Spring 2018: The Good, the Bad, the Ugly

Moody Morning Sky on the Summer Solstice
Acorn Hill, June 21

It was quite a busy spring for Ms. Muddy Boots with lots of great garden design work, Muddy Boots Plant Tags (we’re about to announce a fun new feature), garden hosting and touring, and of course getting my hands dirty in my own garden, Acorn Hill.  Most news this spring has been good.  We’ve had copious amounts of rain in Western North Carolina which has made our gardens wildly lush.  So lush, in fact, that pruning done by a walk in March, had to be re-done by late May to allow passage.

Florally speaking, I had two standout peony blooms.  My tree peony, Paeonia suffuticosa ‘Feng Dan Bai’, had three flowers this April; last year only one.  My hope is that flowering will increase exponentially from here on out.  The bloom is as delicate as tissue paper, so intricate, so complex, so lovely.  The other noteworthy peony (they are actually all worth noting) was my big splurge last year, Paeonia Bartzella.  That is one expensive plant.  Only one flower this year but it was a stunner.

Itoh Peony Bartzella

 

Muddy Boots Plant Tags were installed at Crowfields Condominiums in Asheville, which has beautifully landscaped grounds with many lovely specimen trees for residents to enjoy.  Scan this tag with your QR Code reader or click to see the Ginkgo at Crowfields.

Over the last few years I have encouraged all my clients and gardening friends to plant Butterfly Weed, Asclepias tuberosa, to support our Eastern Monarch population and I have several good stands growing at Acorn Hill.  In mid-May, I was delighted to count more that a dozen caterpillars munching down on one of my plants and by early June the butterflies had emerged.  I looked for the chrysalis, but could not find them.

Monarch Caterpillars and Butterfly

 

 

 

 

 

 

We hosted a really nice group of gals who were from all over the country.  My good friend, Mignon Durham, helped organize their Asheville visit which featured art and food and gardens.  We were flattered to be included in their itinerary and we had a perfect weather day for their garden walk.  Never had so many people climbing around on our pond and luckily no one fell in!

One bit of slightly bad news … we had to take down a really tall oak tree at the head of the pond.  It was the healthy half of a double-trunk red oak; the dead half we took down last year when it developed a split in the trunk revealing a hollow core.  Without the weight of the left trunk, the still-healthy right trunk began pulling away and became a risk.  Had it gone down it would have smashed a long swath of garden and could even have hit the house.  The silver lining was that we got to watch the amazingly meticulous work of our favorite arborists:  Tarzan the Treeman (for real that’s their name).  Not one single plant or the surrounding carpet of moss was damaged in the take down.

Double Red Oak strapped and guyed before removal
(the left half is carved with acorns)

Patrick Purdy, Tarzan the Treeman, at the top of the oak

After the take down.  I will have the right half carved with oak leaves by chainsaw artist Eddy Hoots.

Miss Margo likes the view from the big stump.

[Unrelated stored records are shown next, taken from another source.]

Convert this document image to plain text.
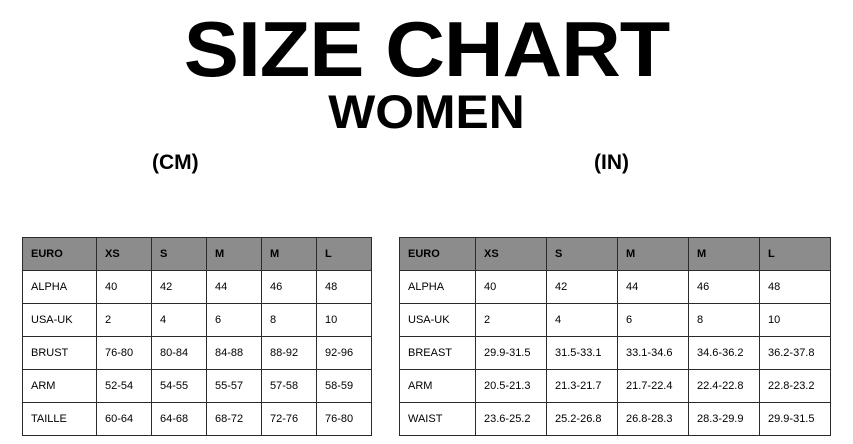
SIZE CHART
WOMEN
(CM)	(IN)
EURO	XS	S	M	M	L
ALPHA	40	42	44	46	48
USA-UK	2	4	6	8	10
BRUST	76-80	80-84	84-88	88-92	92-96
ARM	52-54	54-55	55-57	57-58	58-59
TAILLE	60-64	64-68	68-72	72-76	76-80
EURO	XS	S	M	M	L
ALPHA	40	42	44	46	48
USA-UK	2	4	6	8	10
BREAST	29.9-31.5	31.5-33.1	33.1-34.6	34.6-36.2	36.2-37.8
ARM	20.5-21.3	21.3-21.7	21.7-22.4	22.4-22.8	22.8-23.2
WAIST	23.6-25.2	25.2-26.8	26.8-28.3	28.3-29.9	29.9-31.5
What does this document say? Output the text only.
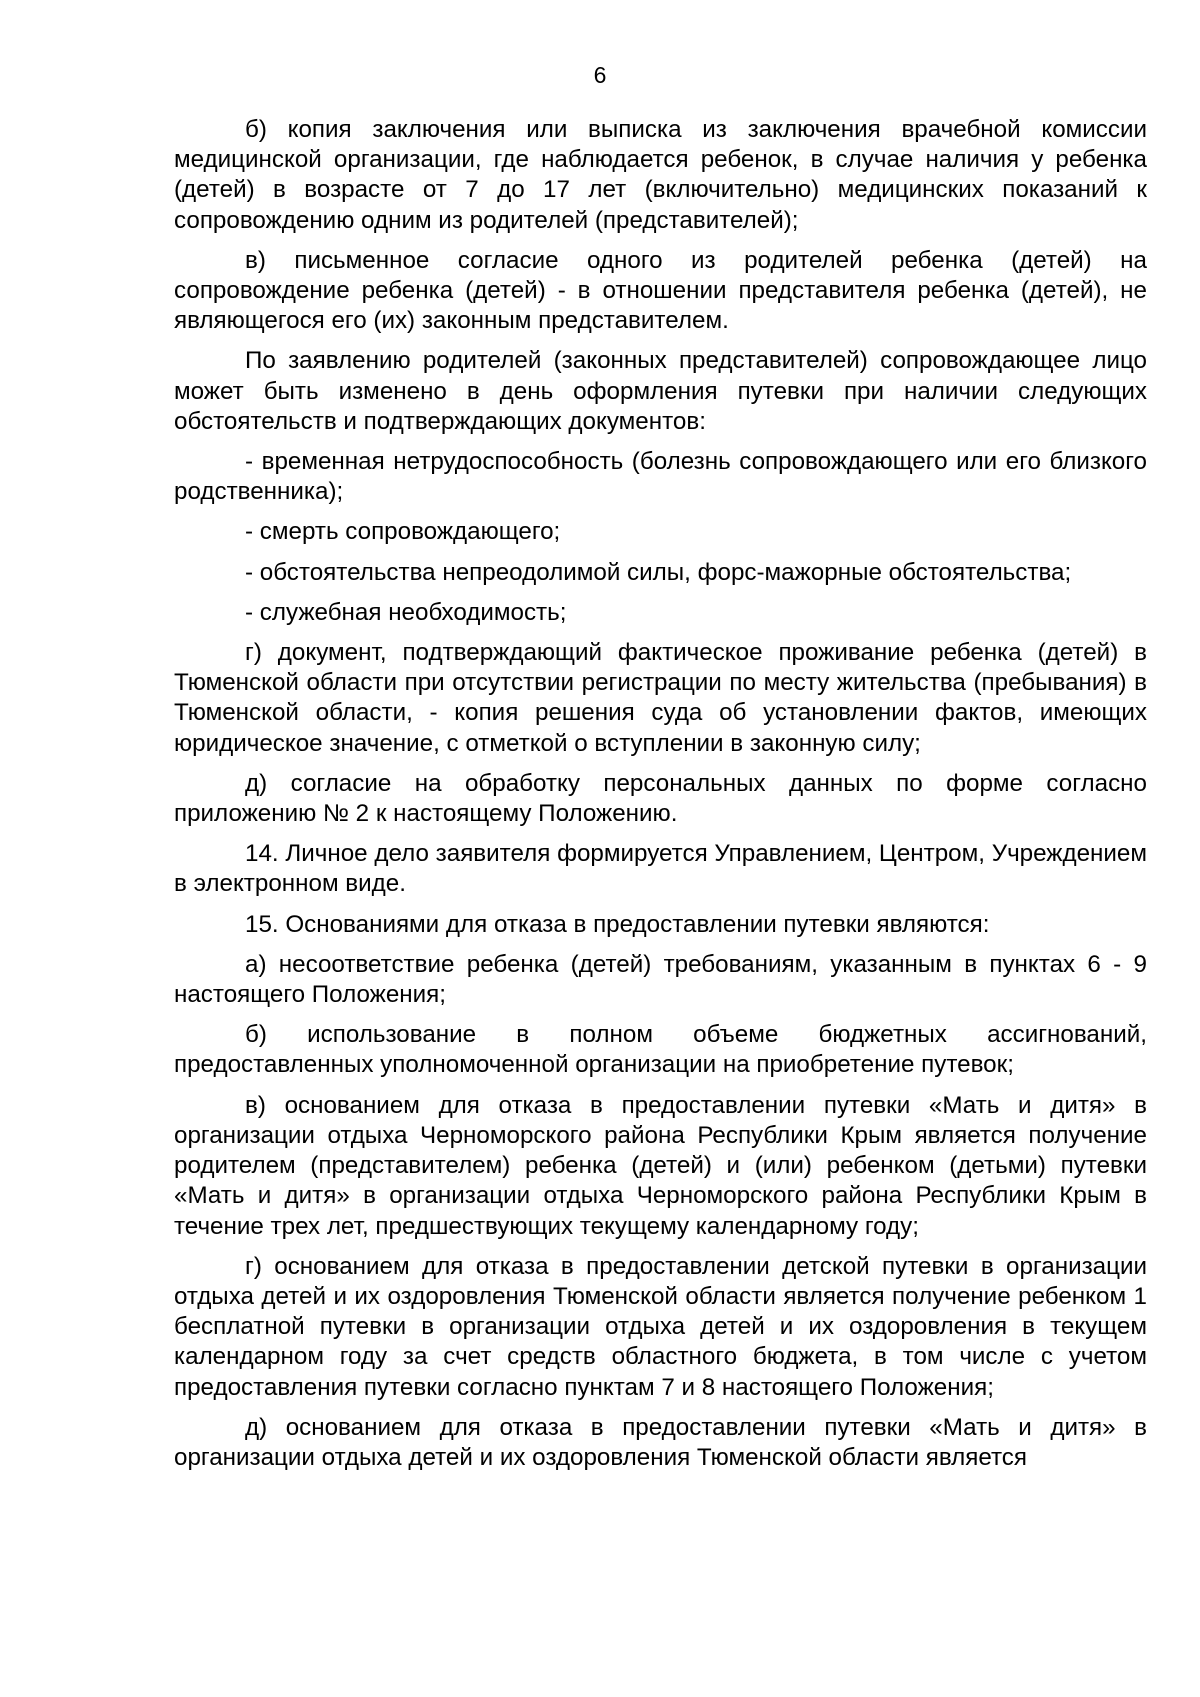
6

б) копия заключения или выписка из заключения врачебной комиссии медицинской организации, где наблюдается ребенок, в случае наличия у ребенка (детей) в возрасте от 7 до 17 лет (включительно) медицинских показаний к сопровождению одним из родителей (представителей);

в) письменное согласие одного из родителей ребенка (детей) на сопровождение ребенка (детей) - в отношении представителя ребенка (детей), не являющегося его (их) законным представителем.

По заявлению родителей (законных представителей) сопровождающее лицо может быть изменено в день оформления путевки при наличии следующих обстоятельств и подтверждающих документов:

- временная нетрудоспособность (болезнь сопровождающего или его близкого родственника);

- смерть сопровождающего;

- обстоятельства непреодолимой силы, форс-мажорные обстоятельства;

- служебная необходимость;

г) документ, подтверждающий фактическое проживание ребенка (детей) в Тюменской области при отсутствии регистрации по месту жительства (пребывания) в Тюменской области, - копия решения суда об установлении фактов, имеющих юридическое значение, с отметкой о вступлении в законную силу;

д) согласие на обработку персональных данных по форме согласно приложению № 2 к настоящему Положению.

14. Личное дело заявителя формируется Управлением, Центром, Учреждением в электронном виде.

15. Основаниями для отказа в предоставлении путевки являются:

а) несоответствие ребенка (детей) требованиям, указанным в пунктах 6 - 9 настоящего Положения;

б) использование в полном объеме бюджетных ассигнований, предоставленных уполномоченной организации на приобретение путевок;

в) основанием для отказа в предоставлении путевки «Мать и дитя» в организации отдыха Черноморского района Республики Крым является получение родителем (представителем) ребенка (детей) и (или) ребенком (детьми) путевки «Мать и дитя» в организации отдыха Черноморского района Республики Крым в течение трех лет, предшествующих текущему календарному году;

г) основанием для отказа в предоставлении детской путевки в организации отдыха детей и их оздоровления Тюменской области является получение ребенком 1 бесплатной путевки в организации отдыха детей и их оздоровления в текущем календарном году за счет средств областного бюджета, в том числе с учетом предоставления путевки согласно пунктам 7 и 8 настоящего Положения;

д) основанием для отказа в предоставлении путевки «Мать и дитя» в организации отдыха детей и их оздоровления Тюменской области является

And now for the ugly news.  Into each life some rain must fall, but too much fell in Western North Carolina this May.  There were many mudslides in our mountains this spring, at least one fatal.  One in particular touched me and several of my clients.  The only road up in a lovely mountain community failed and a completely wooded mountain side slid over a mile away (per engineers).  Thankfully, no one was injured.  Standing at the edge of this slide was terrifyingly awesome.  I was on this road only hours before it gave way as were many other folks.

I’ll end on a more pleasant note with a summer shot of a happy accident.  This part of my garden has been planted over many years and I never intended to have a red, white and blue garden.  This is what is looked like just in time for the Fourth of July.